Wohl doch keine Zinspause
Angesichts dieser Lage fordern vor allem südeuropäische Länder, deren Finanzierungskosten in Form höherer Zinsen bei Staatsanleihen wieder steigen, weiter drastische Zinssenkungen. Die im März von der EZB angedeutete Idee, nach sechs Zinssenkungen erst einmal eine Pause einzulegen, dürfte vom Tisch sein. Entsprechend wird an den Finanzmärkten in dieser Woche fest mit einer weiteren Lockerung gerechnet: eine Reduzierung der Leitzinsen um 0,25 Prozentpunkte ist an den Börsen bereits eingepreist. Manche erwarten sogar einen größeren Schritt von 0,5 Prozentpunkten.
Grund zu Panik besteht trotz aller Probleme aber nicht - ganz im Gegenteil. Zurzeit schadet der Handelskonflikt vor allem den USA selbst. Dort ziehen die Preise an, dort dürften Inflation und Zinsen wieder steigen, dort dürfte die Wirtschaft endgültig abgewürgt werden. Führende Volkswirte gehen fest von einer Rezession aus.
Viel Spielraum für die EZB
Der Euroraum profitiert indes kurzfristig von deutlich gesunkenen Ölpreisen, was die Inflation weiter sinken lässt.

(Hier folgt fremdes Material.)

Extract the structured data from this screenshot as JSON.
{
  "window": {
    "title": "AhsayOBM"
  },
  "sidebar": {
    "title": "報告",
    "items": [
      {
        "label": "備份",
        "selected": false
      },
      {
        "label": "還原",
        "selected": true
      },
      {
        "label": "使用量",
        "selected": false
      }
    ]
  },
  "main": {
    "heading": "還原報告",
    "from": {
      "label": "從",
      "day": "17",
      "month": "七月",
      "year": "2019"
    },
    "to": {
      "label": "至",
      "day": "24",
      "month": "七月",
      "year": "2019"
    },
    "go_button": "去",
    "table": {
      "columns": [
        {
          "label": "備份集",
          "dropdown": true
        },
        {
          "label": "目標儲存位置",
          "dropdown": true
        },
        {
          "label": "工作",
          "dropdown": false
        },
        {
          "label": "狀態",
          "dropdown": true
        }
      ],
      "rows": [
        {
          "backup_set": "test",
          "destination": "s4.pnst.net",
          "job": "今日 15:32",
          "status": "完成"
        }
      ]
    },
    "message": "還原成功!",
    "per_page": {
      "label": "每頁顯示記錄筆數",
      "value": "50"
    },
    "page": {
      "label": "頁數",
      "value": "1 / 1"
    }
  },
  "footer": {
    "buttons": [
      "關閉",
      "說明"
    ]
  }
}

Der Schwächeanfall des Dollars und die dadurch erfolgte Stärkung des Euro macht europäische Exportgüter zwar teuer, verbilligt aber deutlich die Einfuhren, was die Inflation ebenfalls senkt. Außerdem dürfte China schon bald den europäischen Markt mit Billigprodukten überfluten, die eigentlich für den US-Markt bestimmt waren, sich dort wegen der hohen Zölle aber nicht mehr absetzen lassen. Das tut zwar wiederum der hiesigen Industrie weh, erfreut aber die Verbraucherinnen und Verbraucher - denn die Warenschwemme dürfte die Inflation ebenfalls drücken.
Die EZB hätte also deutlich Spielraum, die Zinsen langfristig noch weiter zu senken, um damit der europäischen Wirtschaft auf die Beine zu helfen. Das wiederum könnte die Konjunktur ankurbeln. Dagegen hätte auch Gabriel Makhlouf, Chef der irischen Notenbank, den Lagarde während ihres Trips nach Dublin ebenfalls besuchte, nichts einzuwenden. Der erfahrene Notenbanker warnt aber auch vor zu hastigen Schritten: "Die Geschichte der Geldpolitik zeigt uns, dass überstürzte Entscheidungen meist falsche Entscheidungen sind."